What causes mental illness?

 

Mental illness
Mental illness


How common are mental illnesses in the UK?

  • Anxiety will affect 10% of the population
  • Bipolar disorder will affect one in 100
  • One in every 150 15-year-old girls will get anorexia, and one in every 1000 15-year-old boys
  • 20% of people will become depressed at some point in their lives
  • OCD will affect 2%
  • Personality disorder will affect one in 10, though for some it won’t be severe
  • Schizophrenia will affect one in 100

Source: Royal College of Psychiatrists

The exact cause of most mental illnesses is not known but a combination of physical, psychological and environmental factors are thought to play a role.

Many mental illnesses such as bipolar disorder can run in families, which suggests a genetic link. Experts believe many mental illnesses are linked to abnormalities in several genes that predispose people to problems, but don’t on their own directly cause them. So a person can inherit a susceptibility to a condition but may not go on to develop it.

Psychological risk factors that make a person more vulnerable include suffering, neglect, loss of a parent, or experiencing abuse.

Difficult life events can then trigger a mental illness in a person who is susceptible. These stressors include illness, divorce, death of a loved one, losing a job, substance abuse, social expectations and a dysfunctional family life.

When is someone thought to be mentally ill?

A mental illness can not be ‘tested’ by checking blood or body fluids. Instead it is diagnosed, usually by an experienced psychiatrist or clinical psychologist, after studying a patient’s symptoms and monitoring them over a period of time.


How ICD-10 classifies bipolar affective disorder:

‘A disorder characterized by two or more episodes in which the patient’s mood and activity levels are significantly disturbed, this disturbance consisting on some occasions of an elevation of mood and increased energy and activity (hypomania or mania) and on others of a lowering of mood and decreased energy and activity (depression). ‘

Many different mental illnesses can have overlapping symptoms, so it can be difficult to tell the conditions apart.

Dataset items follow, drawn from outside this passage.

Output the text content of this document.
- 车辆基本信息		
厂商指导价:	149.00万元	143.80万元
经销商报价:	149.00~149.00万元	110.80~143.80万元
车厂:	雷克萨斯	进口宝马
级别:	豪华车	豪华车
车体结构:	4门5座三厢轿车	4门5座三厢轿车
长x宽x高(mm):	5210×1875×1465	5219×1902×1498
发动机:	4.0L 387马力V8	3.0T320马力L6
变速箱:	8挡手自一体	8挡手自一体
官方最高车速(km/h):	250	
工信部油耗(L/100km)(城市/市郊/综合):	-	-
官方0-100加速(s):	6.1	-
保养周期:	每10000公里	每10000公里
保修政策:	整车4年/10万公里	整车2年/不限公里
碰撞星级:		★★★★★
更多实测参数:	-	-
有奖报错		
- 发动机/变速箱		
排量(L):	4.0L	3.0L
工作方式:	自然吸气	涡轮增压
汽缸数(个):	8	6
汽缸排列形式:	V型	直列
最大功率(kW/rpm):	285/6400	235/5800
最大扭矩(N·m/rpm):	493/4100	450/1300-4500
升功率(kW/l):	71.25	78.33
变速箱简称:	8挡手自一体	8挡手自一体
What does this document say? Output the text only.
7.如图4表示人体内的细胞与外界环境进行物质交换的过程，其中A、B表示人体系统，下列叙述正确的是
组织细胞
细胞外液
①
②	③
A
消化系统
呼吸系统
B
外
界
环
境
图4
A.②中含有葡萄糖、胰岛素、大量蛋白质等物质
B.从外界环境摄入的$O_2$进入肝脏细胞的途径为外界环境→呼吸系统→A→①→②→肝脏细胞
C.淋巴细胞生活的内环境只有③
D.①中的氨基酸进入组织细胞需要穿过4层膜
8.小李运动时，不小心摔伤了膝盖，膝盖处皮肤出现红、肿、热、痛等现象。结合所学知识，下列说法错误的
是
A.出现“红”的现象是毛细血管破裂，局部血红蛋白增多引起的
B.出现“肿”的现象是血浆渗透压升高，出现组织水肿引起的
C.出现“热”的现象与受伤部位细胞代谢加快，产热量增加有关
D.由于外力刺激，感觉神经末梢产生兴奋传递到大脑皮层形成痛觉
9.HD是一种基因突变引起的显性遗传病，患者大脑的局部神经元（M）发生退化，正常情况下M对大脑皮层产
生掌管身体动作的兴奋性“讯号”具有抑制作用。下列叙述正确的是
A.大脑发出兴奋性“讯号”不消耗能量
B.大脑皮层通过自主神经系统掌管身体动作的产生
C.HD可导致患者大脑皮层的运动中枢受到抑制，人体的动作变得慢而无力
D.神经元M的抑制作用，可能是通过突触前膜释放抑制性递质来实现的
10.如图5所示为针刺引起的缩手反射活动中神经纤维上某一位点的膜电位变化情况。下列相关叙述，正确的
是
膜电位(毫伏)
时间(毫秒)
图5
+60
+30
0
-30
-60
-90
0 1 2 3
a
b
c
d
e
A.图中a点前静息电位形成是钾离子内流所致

To diagnose a mental health condition, psychiatrists in the UK may refer to the World Health Organisation’s International Classification of Diseases (ICD) system. This lists known mental health problems and their symptoms under various sub-categories. It is updated around every 15 years.

Some experts argue that the current system relies too strongly on medical approaches for mental health problems. They say it implies the roots of emotional distress are simply in brain abnormalities and underplay the social and psychological causes of distress.

They argue that this leads to a reliance on anti-depressants and anti-psychotic drugs despite known significant side-effects and poor evidence of their effectiveness.

New research provides the strongest evidence to date that psychopathy is linked to specific structural abnormalities in the brain. The study, led by researchers at King’s College London Institute of Psychiatry (IoP) is the first to confirm that psychopathy is a distinct neuro-developmental sub-group of anti-social personality disorder (ASPD).

 

It seems that there is still a lot of disagreement between the causes of mental illness and a holistic approach, along with informing yourself as much as possible is the safest way to proceed.